Calgary might try to lasso the country's largest indoor rodeo event if it gets yanked from long-time host city Edmonton.

The Calgary Sport Tourism Authority is meeting on Thursday with officials from the Canadian Professional Rodeo Association (CPRA), which runs the Canadian Finals Rodeo (CFR).

"If it were to leave Edmonton, in my opinion, it would make the most sense for it to remain in the province of Alberta," said Marco De Iaco, executive director of the Calgary Sport Tourism Authority, which is mandated "to provide advice, due diligence and strategic direction in attracting major sport event opportunities to Calgary," it says on its website.

"We think there's some potential to bring some positive benefits to the city at a time when we need it."

Earlier this week, the CPRA and the Oilers Entertainment Group failed to agree on a new contract to keep the event in Edmonton, where it has taken place every November since 1974.

The CPRA is now considering taking bids from other cities.

The rodeo, and the associated Farm Fair, brings an estimated $80 million per year to Edmonton's economy, according to the Edmonton Economic Development Group.

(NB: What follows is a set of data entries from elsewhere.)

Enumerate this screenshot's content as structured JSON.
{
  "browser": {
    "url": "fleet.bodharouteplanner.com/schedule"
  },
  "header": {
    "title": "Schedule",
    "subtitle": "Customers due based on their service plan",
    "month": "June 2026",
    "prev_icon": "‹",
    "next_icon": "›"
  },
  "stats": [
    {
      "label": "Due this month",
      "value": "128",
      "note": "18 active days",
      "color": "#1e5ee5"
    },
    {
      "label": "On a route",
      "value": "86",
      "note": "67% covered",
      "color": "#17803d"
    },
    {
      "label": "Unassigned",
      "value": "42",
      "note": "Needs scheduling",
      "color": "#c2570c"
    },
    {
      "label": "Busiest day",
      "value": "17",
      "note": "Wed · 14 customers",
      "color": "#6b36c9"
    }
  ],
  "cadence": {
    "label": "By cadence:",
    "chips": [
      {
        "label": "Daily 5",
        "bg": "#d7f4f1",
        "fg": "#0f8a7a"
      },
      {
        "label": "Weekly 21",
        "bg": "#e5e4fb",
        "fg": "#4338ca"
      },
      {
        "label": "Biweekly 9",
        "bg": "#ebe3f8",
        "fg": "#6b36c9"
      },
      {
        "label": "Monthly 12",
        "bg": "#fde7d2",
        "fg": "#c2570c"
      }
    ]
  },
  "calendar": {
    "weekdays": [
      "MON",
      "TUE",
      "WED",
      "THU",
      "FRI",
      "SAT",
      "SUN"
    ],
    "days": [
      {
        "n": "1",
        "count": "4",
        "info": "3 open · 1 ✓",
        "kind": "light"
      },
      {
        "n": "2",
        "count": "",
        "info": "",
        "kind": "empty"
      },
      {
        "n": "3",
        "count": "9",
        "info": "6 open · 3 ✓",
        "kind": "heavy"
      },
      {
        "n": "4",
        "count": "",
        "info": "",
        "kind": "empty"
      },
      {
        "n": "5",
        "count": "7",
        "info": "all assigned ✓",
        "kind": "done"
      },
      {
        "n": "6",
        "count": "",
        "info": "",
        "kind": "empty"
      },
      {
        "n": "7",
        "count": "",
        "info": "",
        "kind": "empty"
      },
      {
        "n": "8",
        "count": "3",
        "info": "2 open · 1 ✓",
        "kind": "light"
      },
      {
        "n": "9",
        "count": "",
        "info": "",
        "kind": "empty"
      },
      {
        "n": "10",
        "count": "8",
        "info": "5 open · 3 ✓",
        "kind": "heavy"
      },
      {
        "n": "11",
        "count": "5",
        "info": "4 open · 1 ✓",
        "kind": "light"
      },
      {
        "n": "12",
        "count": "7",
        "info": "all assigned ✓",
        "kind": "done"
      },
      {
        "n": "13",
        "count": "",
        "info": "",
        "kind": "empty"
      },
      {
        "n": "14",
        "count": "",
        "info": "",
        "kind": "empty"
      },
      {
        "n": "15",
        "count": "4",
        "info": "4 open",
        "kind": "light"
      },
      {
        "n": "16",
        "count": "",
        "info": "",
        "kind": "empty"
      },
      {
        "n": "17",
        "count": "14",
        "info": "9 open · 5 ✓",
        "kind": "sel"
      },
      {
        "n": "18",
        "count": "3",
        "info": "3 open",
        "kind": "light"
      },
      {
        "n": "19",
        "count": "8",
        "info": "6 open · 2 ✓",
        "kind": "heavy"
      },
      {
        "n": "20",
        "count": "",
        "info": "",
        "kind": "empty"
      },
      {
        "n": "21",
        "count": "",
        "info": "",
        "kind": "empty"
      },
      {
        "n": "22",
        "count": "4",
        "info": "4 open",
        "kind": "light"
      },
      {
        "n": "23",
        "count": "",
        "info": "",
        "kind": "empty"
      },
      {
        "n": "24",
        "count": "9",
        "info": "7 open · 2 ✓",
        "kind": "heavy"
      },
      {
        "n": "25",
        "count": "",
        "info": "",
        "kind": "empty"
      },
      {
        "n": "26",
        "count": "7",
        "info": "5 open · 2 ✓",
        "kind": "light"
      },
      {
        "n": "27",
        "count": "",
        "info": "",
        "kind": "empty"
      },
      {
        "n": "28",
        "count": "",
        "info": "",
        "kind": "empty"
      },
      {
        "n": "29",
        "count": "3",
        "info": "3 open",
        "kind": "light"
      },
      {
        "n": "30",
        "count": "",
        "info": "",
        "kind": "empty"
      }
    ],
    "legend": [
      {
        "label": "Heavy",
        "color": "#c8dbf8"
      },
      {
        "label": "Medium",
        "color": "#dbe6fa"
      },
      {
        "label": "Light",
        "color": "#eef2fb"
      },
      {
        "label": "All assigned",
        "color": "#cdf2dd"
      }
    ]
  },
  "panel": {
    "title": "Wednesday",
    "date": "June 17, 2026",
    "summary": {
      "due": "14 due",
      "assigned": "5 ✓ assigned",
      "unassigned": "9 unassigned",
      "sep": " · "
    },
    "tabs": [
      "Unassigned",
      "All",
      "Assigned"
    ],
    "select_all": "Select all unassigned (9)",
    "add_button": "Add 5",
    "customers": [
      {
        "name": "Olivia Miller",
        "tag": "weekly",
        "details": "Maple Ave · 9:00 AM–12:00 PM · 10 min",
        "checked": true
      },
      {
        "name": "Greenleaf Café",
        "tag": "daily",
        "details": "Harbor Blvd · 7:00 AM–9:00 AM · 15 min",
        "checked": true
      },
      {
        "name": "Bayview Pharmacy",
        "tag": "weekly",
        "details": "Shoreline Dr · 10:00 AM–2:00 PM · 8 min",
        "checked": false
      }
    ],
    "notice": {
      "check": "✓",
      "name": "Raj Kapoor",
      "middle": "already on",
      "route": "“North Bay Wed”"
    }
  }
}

A man who was introduced as "the cowboy's cowboy" at a rodeo event last year says he would be sad to see the marquee Canadian Finals Rodeo leave his home province.

"We put the CFR in a great place", said Scott Schiffner, a two-time CFR bull-riding champion from Strathmore, Alta.


Scott Schiffner of Strathmore, Alta., comes off Afro Man during 2006 bull-riding rodeo action at the Calgary Stampede. (Jeff McIntosh/Canadian Press)

"Edmonton has been a great place for it, but if it's not going to fit there in the future, we need to put it in front of the best fans we can find in the world to open the doors to more exposure."

Schiffner, is not ready to "jump up and down and say it's going to leave Edmonton," but he said there are financial pressures on the sport that need to be accounted for.

"It looks like a really good deal on paper right now," Schiffner said of the offer that was rejected, "but we have to always look at the future and see if it's the best thing in the end."

Meanwhile, De Iaco says his organization is very interested in exploring the opportunity of landing the event.

But so far the idea is only entering the discussion stage, he said.

"We're nowhere near submitting a bid. Nor have we actually made a decision to submit a bid."

De Iaco says any proposal to host CFR will be put together with the involvement of the Calgary Stampede.

"It's worth investigating simply from a synergy standpoint," he said.

"I would argue that Calgary already is the rodeo capital of the country, but we could certainly add to that moniker."